CONTACT: Lisa Lacher, 515-271-3119, lisa.lacher@drake.edu

Leslie Marrs, assistant professor of flute at Drake University, will present a faculty recital at 5 p.m. Sunday, Feb. 24, on the Jordan Stage of Sheslow Auditorium in Old Main, 2507 University Ave. The performance is free and open to the public.

Drake faculty members Cynthia Giunta, piano; Ashley Sandor-Sidon, cello; and Jennifer Wohlenhaus-Bloomberg, oboe, will join Marrs. The four musicians will perform Ludwig van Beethoven’s Duo in F Major, Robert Fruehwald’s “Three Fantasies on Irish Folk Melodies” and “Hymntunes IV: Imenetuki,” Thea Musgrave’s “Impromptu No. 1” and Sergei Prokofiev’s Sonata in D Major.

Beethoven’s three duos for clarinet and bassoon are presumed to have been written between 1810 and 1815 and republished in 1815 for violin and cello. The set has enjoyed popularity as party music in various combinations involving flute, oboe, violin or clarinet in the treble, and with cello or bassoon in the bass.

Fruehwald’s “Three Fantasies on Irish Folk Melodies” were inspired by Irish folk music played by his wife and her harp students. The first tune, “O’Carolan’s Lament,” is a lyrical, pensive melody that explores particular characteristics of the bass flute. “Tobin’s Jig” bounces back and forth between regular and lop-sided dance meters, as if the entire dance were complete spontaneous revelry. The last tune, “My Lagan Love,” explores the higher overtones on the bass flute as well as the warmth of the middle and low registers.

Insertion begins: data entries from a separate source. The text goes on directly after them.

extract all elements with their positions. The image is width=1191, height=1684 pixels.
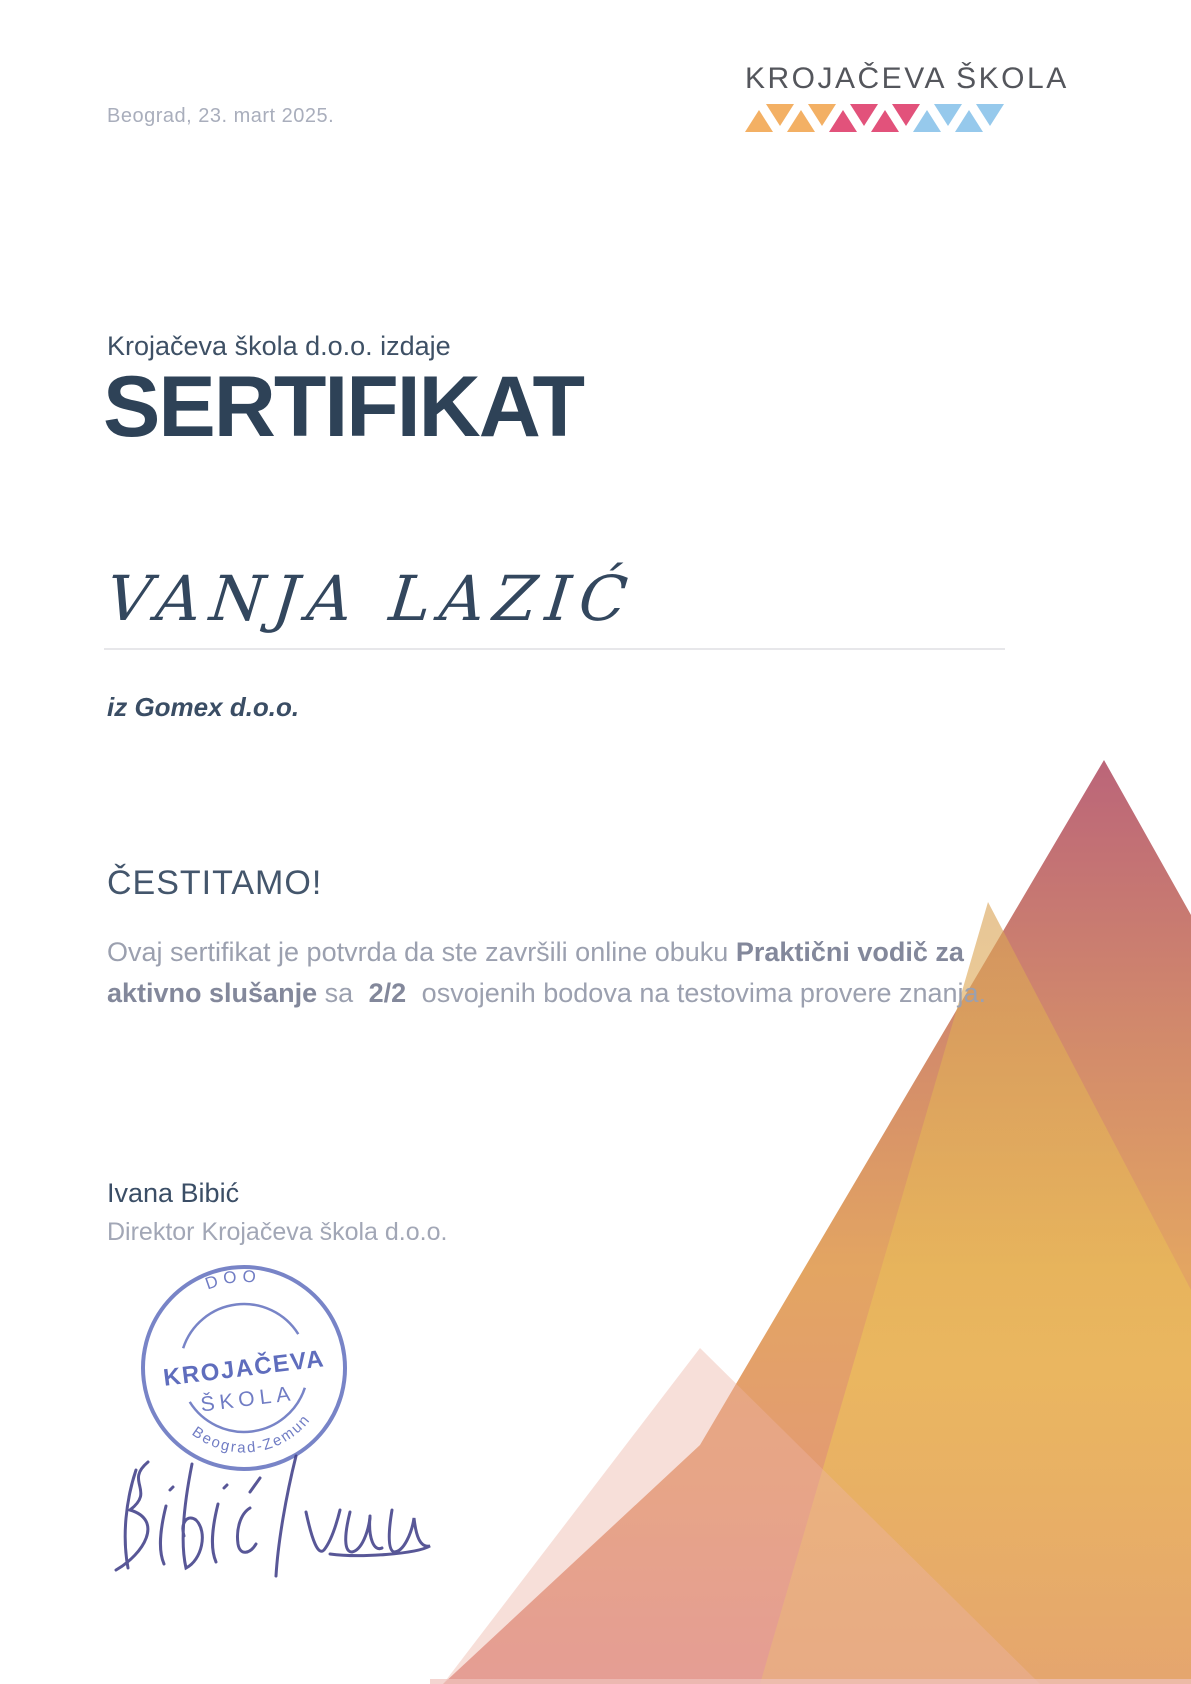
recipient-name: VANJA LAZIĆ xyxy=(103,562,640,635)
body-course-name: Praktični vodič za aktivno slušanje xyxy=(107,937,964,1008)
certificate-title: SERTIFIKAT xyxy=(103,359,584,455)
logo-triangle-band-icon xyxy=(745,104,1085,132)
body-part2: sa xyxy=(317,978,361,1008)
svg-text:DOO xyxy=(202,1264,264,1294)
issuer-line: Krojačeva škola d.o.o. izdaje xyxy=(107,331,451,361)
stamp-center-line2: ŠKOLA xyxy=(199,1382,297,1417)
body-part3: osvojenih bodova na testovima provere znanja. xyxy=(414,978,987,1008)
school-logo-text: KROJAČEVA ŠKOLA xyxy=(745,62,1069,95)
issue-date: Beograd, 23. mart 2025. xyxy=(107,105,335,127)
school-logo xyxy=(745,62,1085,132)
signatory-name: Ivana Bibić xyxy=(107,1178,240,1208)
signatory-role: Direktor Krojačeva škola d.o.o. xyxy=(107,1218,448,1246)
stamp-top-text: DOO xyxy=(202,1266,262,1294)
body-part1: Ovaj sertifikat je potvrda da ste završili online obuku xyxy=(107,937,736,967)
certificate-body xyxy=(107,932,1057,1014)
handwritten-signature-icon xyxy=(100,1448,440,1598)
recipient-company: iz Gomex d.o.o. xyxy=(107,692,300,722)
recipient-name-underline xyxy=(104,648,1005,650)
band-triangle-blue xyxy=(976,104,1004,126)
stamp-center-line1: KROJAČEVA xyxy=(161,1345,327,1392)
body-score: 2/2 xyxy=(368,978,407,1008)
congrats-heading: ČESTITAMO! xyxy=(107,864,323,902)
stamp-bottom-text: Beograd-Zemun xyxy=(188,1410,315,1457)
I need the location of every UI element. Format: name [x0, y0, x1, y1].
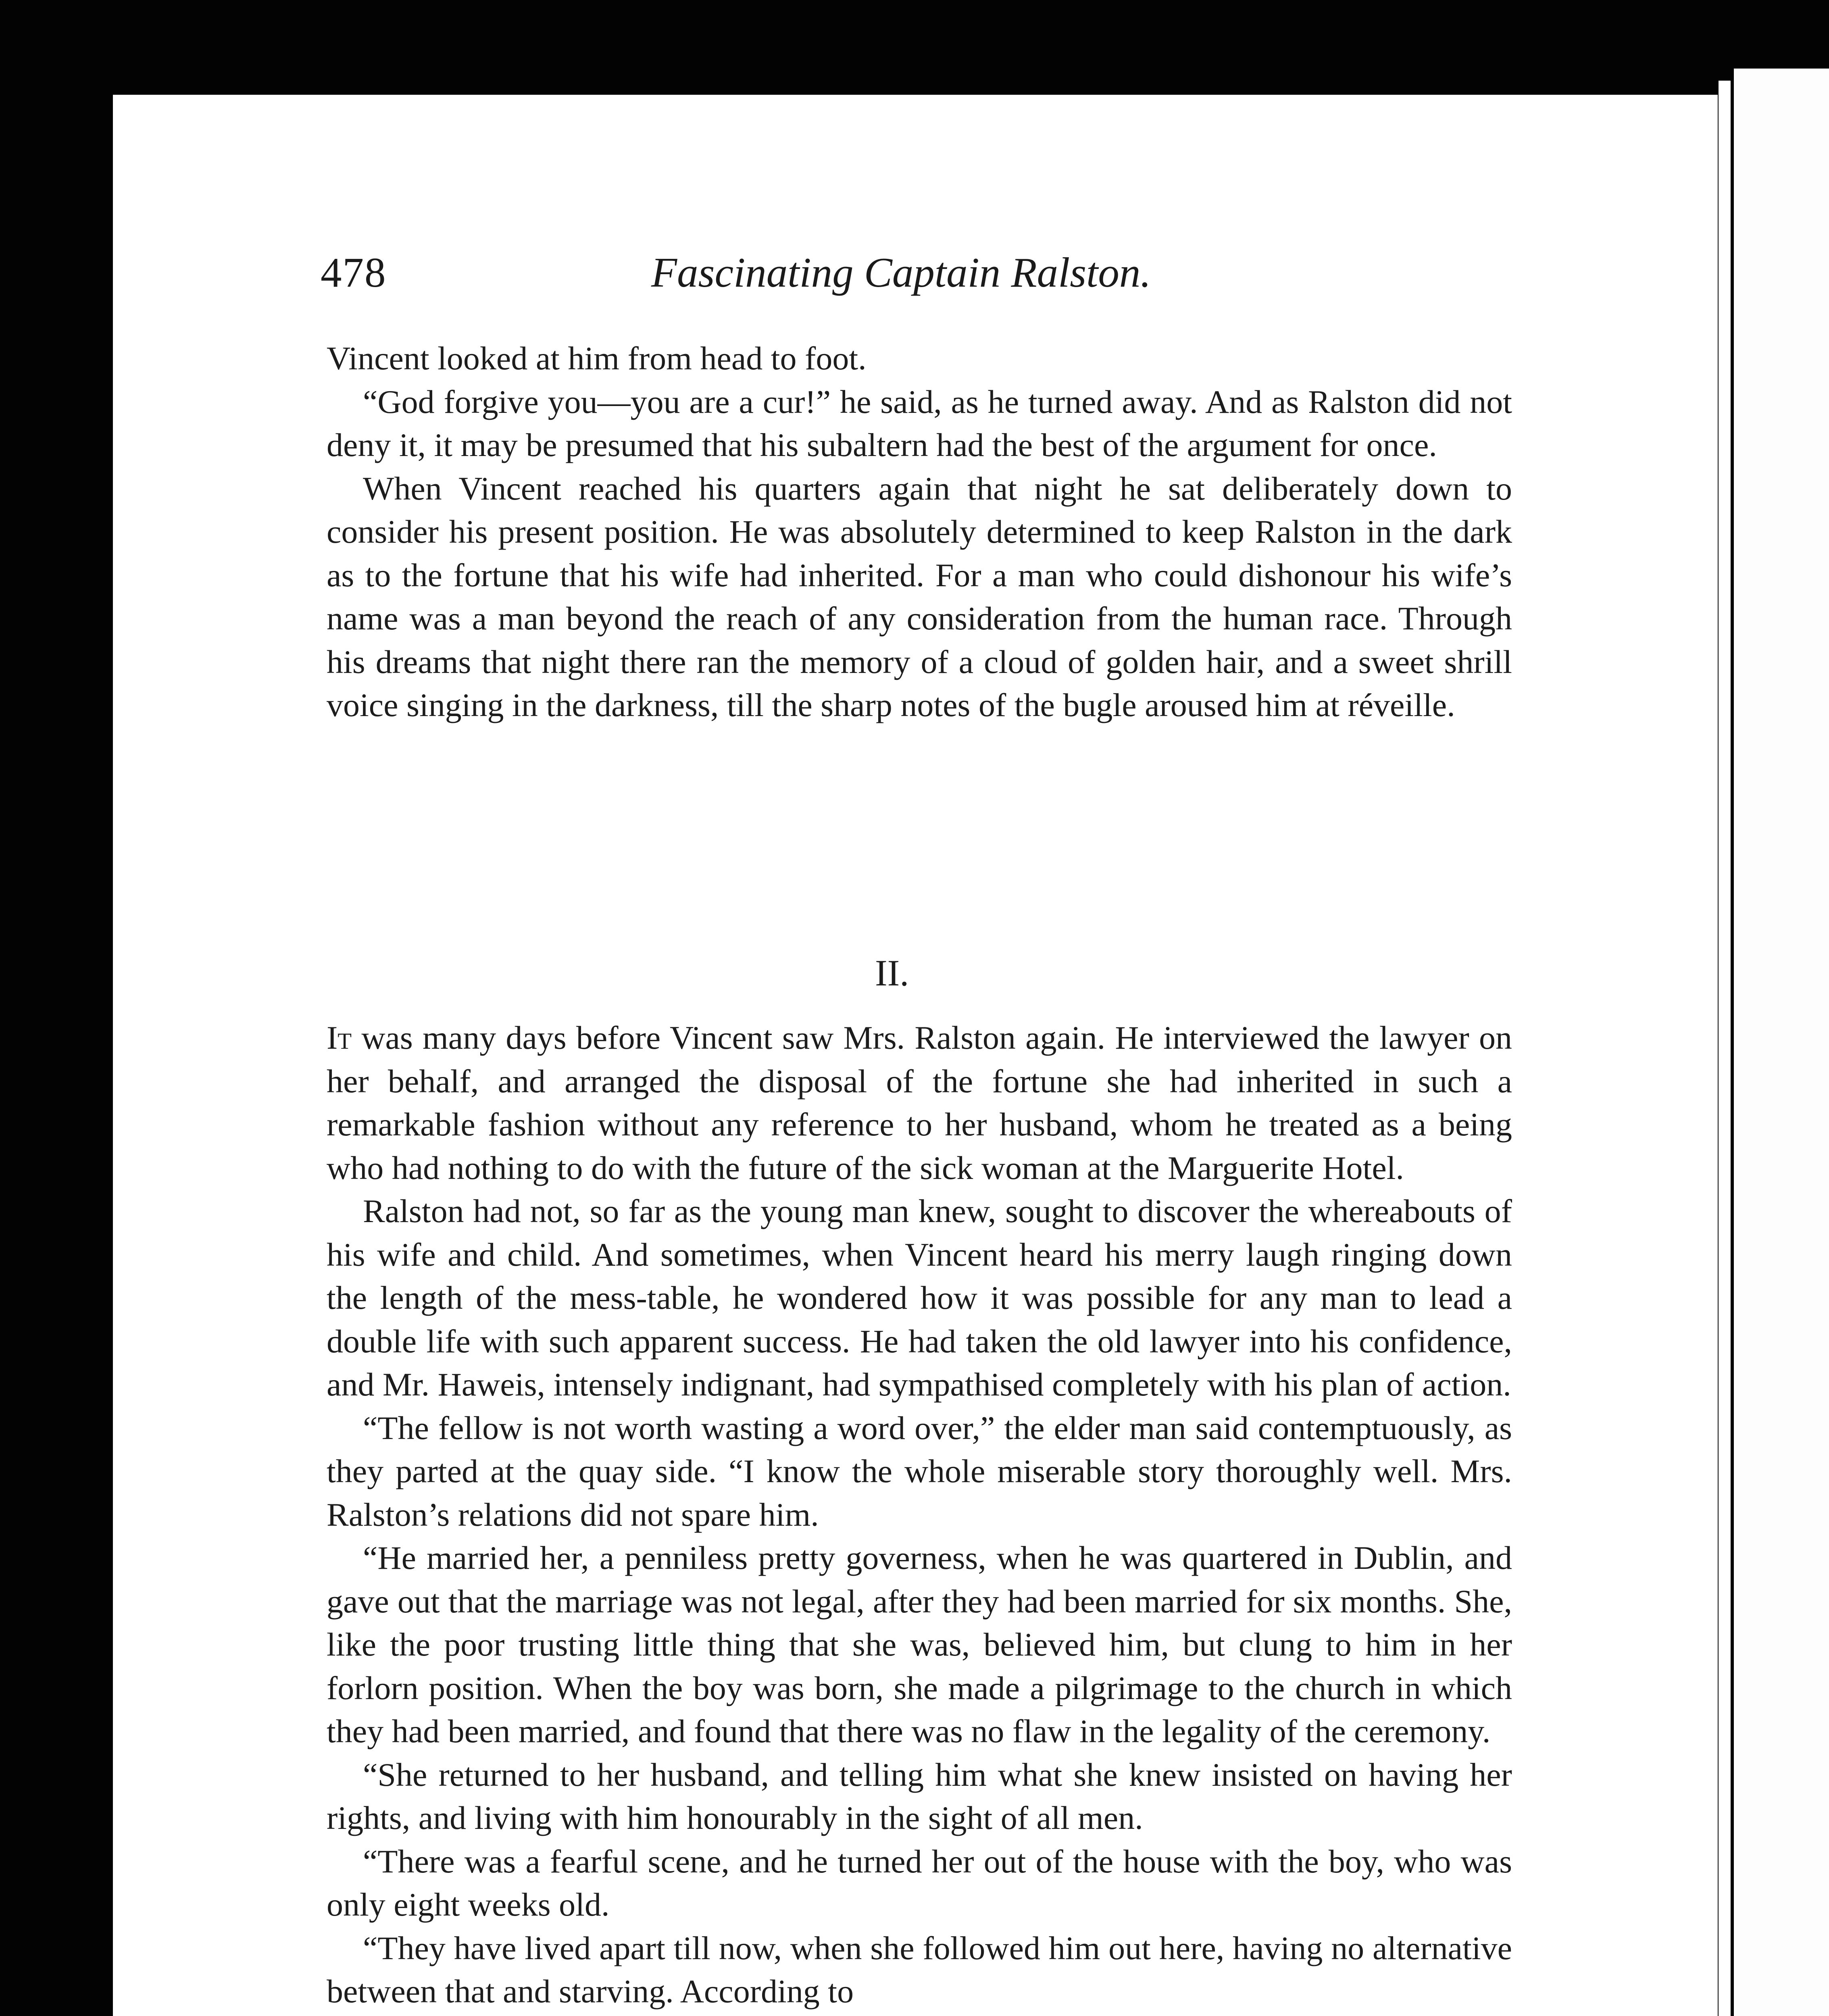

Fruehwald’s “Hymntunes IV: Imenetuki” is based on a simple two-phrase gospel chant brought to the Cook Islands from Scotland. Drumming signals and patterns are interspersed throughout, with the sounds of various sizes of log drums imitated on the flute through the use of tongue rams and key clicks.

As the title implies, the “Impromptu” of 1967 is a light-hearted work. This brief composition is based on the distinctive opening phrase, unfolding with tricky but whimsical passages that conclude with a unison nod and a wink.

Sergei Prokofiev wrote his flute sonata from 1942-43; it was premiered by Nikolai Kharkovsky, flute, and Sviatoslav Richter, piano. By the close of the 20th century, the sonata rose in prominence as a work for flute.

Marrs has performed as a chamber musician from the nation’s capital to India, and England, and has been featured as soloist with the Bay View Festival Orchestra, the University of North Carolina at Greensboro Orchestra and the United States Army Field Band.

In addition, she has performed as a competition winner at National Flute Association (NFA) conventions. She is a winner of the NFA Dissertation Competition, and has presented “Integrating Extended Techniques into Flute Pedagogy: A Resource Guide for Flutists, Teachers, and Composers” at the 2005 NFA convention in San Diego.

Marrs’ interest in contemporary music has led to performances of new music at the College Music Society annual conferences as a member of the CMS players. As a former board member and vice president of the Baltimore Composers Forum, she premiered several works for composers in Baltimore and Washington, D.C.

She has also hosted her own radio show, “Music from Marrs,” for WHFC in Hartford County, Md. She earned a doctorate in music at the University of North Carolina at Greensboro, a master’s from Florida State University and a bachelor’s from Virginia Commonwealth University.

Her flute teachers include Mark Sparks, Charles DeLaney, Deborah Egekvist, Francile Bilyeu and Tim Day. She can be heard on James Brody’s “Background Count,” released on the Furious Artisans label, as well as “Consolation,” for Holy Trinity Episcopal Church in Greensboro, N.C.